Ferguson, who came to the job from a similar role in South Australia, says Victoria’s fire agencies have been through significant change recently and continue to work through the lessons and the recommendations of the Black Saturday Bushfires Royal Commission.
But there are new challenges: “There are real uncertainties about what I call extreme weather into the future. Clearly fire in rural Australia is going to present enormous challenges – and that requires us to continually look with a scientific mind at what’s happening around us and try to explain it.
“We’re not in control of a lot of the natural environment as a consequence of severe weather. We need a culture of shared responsibility between senior managers, bureaucrats and scientists and members of the community who have a part to play, but also may be victims if we don’t do our job properly.”
Ferguson’s love of the outdoors was sparked at Melbourne Grammar, where he was involved in the cadets and hiking club. By the time he finished he had “a passion to do forestry”. In 1975 he went to the Victorian School of Forestry at Creswick where the then Forestry Commission offered a diploma course, before doing Honours at Melbourne.

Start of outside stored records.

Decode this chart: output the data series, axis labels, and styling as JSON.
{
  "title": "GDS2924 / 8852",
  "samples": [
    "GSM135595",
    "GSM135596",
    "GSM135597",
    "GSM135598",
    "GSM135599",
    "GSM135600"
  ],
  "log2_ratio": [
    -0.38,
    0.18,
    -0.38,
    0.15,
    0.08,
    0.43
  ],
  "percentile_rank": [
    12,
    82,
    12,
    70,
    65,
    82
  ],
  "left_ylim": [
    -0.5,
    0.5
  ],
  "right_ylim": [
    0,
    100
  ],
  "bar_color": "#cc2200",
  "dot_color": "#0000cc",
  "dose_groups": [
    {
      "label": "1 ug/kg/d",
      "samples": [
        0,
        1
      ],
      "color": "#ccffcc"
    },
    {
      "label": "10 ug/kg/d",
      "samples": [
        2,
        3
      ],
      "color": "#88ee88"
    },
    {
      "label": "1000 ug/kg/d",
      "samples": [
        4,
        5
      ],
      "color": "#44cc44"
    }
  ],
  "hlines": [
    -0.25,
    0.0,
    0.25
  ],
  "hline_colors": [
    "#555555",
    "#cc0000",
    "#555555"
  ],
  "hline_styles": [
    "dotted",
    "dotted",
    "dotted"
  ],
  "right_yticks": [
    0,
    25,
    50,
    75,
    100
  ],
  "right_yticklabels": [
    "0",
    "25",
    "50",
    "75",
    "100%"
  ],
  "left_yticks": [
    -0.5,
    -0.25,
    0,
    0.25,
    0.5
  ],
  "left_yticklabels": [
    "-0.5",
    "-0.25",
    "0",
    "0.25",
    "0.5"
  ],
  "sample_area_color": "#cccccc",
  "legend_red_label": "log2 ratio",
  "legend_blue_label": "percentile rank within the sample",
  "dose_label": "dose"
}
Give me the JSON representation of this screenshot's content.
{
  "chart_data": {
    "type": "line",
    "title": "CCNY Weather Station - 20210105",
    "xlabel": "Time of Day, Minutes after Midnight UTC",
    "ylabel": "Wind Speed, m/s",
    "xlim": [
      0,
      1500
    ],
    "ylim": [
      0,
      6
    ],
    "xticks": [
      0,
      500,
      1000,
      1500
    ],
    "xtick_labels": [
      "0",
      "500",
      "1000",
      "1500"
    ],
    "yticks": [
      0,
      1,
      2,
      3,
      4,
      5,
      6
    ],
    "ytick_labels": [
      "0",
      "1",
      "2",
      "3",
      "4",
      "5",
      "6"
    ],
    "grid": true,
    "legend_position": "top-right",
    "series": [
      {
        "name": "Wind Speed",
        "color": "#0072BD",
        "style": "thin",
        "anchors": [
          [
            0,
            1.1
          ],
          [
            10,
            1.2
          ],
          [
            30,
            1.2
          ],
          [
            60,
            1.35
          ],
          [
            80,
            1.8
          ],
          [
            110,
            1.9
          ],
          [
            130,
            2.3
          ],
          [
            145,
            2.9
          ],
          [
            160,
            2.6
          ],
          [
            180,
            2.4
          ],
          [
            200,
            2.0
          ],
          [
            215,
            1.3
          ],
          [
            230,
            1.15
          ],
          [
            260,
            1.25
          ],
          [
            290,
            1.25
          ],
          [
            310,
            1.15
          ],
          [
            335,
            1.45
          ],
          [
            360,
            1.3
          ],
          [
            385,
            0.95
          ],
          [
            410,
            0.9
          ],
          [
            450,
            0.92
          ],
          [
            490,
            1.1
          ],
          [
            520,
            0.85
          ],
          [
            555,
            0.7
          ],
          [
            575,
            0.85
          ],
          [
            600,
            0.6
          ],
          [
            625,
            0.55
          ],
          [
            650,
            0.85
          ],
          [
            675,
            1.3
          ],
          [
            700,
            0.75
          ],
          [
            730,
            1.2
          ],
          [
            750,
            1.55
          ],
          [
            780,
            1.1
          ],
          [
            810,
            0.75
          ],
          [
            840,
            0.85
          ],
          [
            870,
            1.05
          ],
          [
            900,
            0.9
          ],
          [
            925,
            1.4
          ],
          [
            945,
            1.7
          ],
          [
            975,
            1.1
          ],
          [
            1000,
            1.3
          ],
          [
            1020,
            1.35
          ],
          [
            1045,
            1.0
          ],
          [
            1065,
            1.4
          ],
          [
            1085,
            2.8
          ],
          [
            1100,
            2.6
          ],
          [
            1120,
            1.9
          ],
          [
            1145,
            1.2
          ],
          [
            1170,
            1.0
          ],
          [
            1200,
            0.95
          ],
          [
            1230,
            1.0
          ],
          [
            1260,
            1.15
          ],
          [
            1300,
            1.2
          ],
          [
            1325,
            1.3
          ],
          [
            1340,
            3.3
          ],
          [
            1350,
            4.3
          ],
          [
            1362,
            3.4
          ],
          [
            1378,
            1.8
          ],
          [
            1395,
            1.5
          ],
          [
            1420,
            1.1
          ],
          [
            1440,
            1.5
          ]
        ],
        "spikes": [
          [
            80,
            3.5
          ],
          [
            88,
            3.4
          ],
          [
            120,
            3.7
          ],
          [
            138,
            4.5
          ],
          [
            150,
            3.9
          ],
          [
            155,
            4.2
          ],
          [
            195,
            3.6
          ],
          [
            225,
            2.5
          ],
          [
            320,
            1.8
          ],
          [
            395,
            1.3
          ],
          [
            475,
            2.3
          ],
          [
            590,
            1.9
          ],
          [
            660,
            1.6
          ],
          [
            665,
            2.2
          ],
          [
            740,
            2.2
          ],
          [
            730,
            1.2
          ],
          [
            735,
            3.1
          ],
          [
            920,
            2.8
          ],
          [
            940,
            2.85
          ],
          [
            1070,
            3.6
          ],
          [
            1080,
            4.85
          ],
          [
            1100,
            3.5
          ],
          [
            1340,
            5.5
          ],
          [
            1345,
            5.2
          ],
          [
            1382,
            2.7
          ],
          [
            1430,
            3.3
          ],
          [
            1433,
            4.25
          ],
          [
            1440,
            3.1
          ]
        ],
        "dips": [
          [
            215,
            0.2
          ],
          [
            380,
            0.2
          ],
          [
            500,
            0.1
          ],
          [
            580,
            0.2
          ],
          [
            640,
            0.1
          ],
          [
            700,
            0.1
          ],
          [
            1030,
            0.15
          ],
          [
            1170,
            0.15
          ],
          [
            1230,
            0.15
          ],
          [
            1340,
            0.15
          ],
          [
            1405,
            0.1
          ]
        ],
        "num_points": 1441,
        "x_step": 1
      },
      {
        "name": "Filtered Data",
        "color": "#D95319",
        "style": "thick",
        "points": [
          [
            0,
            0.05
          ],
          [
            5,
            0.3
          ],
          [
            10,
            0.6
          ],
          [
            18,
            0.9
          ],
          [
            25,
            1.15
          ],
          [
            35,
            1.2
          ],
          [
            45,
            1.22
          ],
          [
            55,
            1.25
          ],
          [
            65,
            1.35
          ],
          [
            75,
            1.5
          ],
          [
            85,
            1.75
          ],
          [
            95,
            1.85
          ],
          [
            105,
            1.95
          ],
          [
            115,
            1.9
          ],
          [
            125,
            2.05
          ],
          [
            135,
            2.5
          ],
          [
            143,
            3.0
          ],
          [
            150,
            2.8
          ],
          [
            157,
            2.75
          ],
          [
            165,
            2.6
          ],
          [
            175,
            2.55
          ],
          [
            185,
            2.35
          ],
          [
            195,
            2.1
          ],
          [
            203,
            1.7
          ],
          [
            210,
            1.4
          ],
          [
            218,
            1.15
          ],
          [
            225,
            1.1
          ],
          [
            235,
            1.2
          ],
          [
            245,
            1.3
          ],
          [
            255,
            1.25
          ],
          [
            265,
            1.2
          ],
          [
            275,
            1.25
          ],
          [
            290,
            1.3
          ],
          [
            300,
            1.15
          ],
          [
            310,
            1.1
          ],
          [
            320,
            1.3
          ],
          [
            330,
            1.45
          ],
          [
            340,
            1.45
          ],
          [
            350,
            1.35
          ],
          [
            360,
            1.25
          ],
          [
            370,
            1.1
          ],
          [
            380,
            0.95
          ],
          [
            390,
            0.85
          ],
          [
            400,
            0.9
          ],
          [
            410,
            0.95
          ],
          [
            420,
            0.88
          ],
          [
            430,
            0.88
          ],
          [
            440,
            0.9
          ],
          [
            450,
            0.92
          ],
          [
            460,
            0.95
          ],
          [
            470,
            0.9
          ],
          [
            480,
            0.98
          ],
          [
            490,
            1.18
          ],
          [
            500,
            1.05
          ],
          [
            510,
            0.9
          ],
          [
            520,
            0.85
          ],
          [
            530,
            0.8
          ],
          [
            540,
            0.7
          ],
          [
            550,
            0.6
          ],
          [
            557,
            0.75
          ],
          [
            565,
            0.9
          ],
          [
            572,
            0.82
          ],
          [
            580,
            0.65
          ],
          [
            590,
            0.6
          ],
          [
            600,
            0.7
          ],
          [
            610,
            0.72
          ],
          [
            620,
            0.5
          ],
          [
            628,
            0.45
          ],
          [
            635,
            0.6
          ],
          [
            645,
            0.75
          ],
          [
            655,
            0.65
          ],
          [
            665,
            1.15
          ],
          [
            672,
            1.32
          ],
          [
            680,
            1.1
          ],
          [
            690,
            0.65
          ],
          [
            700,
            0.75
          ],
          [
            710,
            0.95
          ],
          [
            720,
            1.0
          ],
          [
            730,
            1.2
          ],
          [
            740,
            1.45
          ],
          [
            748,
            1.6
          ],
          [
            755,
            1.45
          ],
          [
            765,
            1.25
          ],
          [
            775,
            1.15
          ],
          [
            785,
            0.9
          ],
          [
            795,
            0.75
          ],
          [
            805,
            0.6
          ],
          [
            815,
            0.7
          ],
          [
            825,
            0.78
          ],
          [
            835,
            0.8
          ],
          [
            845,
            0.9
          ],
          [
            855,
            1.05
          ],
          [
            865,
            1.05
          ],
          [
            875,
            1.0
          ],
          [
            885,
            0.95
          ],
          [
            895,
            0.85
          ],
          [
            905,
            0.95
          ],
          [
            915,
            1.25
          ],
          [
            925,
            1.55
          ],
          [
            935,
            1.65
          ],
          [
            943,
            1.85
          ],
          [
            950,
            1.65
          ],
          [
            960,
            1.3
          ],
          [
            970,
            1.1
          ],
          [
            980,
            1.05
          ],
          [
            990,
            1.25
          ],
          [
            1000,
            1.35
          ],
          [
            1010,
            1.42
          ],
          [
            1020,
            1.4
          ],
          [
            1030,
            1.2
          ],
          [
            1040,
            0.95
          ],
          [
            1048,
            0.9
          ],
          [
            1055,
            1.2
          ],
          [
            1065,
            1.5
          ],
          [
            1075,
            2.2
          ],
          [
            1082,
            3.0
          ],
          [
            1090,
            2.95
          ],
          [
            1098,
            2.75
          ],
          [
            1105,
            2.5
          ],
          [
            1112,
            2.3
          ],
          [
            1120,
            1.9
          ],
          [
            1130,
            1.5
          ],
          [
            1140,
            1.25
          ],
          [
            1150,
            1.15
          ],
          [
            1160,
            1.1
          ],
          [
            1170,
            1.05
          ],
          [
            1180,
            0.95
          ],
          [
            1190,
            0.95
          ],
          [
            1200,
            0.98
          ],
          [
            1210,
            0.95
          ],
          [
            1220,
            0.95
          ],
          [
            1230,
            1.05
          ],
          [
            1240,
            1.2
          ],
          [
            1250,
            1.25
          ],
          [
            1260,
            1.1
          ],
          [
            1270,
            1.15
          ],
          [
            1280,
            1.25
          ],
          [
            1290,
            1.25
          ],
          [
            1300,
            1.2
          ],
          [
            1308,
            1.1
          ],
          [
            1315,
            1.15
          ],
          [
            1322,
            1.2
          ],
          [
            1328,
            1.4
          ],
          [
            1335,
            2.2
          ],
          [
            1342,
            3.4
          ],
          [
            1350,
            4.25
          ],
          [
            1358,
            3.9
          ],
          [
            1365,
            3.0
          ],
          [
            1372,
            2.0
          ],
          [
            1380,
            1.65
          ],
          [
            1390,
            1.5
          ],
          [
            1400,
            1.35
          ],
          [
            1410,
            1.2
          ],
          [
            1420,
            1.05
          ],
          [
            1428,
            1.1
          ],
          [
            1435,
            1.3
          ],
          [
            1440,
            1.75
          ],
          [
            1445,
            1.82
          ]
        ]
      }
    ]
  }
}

He initially worked as a field forester in East Gippsland and “was very lucky, or unlucky I suppose, that in my first three or four years as a young forester I did an awful lot of firefighting… fire for me was a constant and recurring theme and experience and I enjoyed it”.
He later became one of Victoria’s early forest fire managers, based in Geelong, and joined the CFA as an operational officer in 1992, before being recruited to South Australia’s Country Fire Service in 2001.
Ferguson, who holds an MBA from Deakin University, is still a member of the rural fire brigade at his wife’s home town of Woosang, north-west of Bendigo.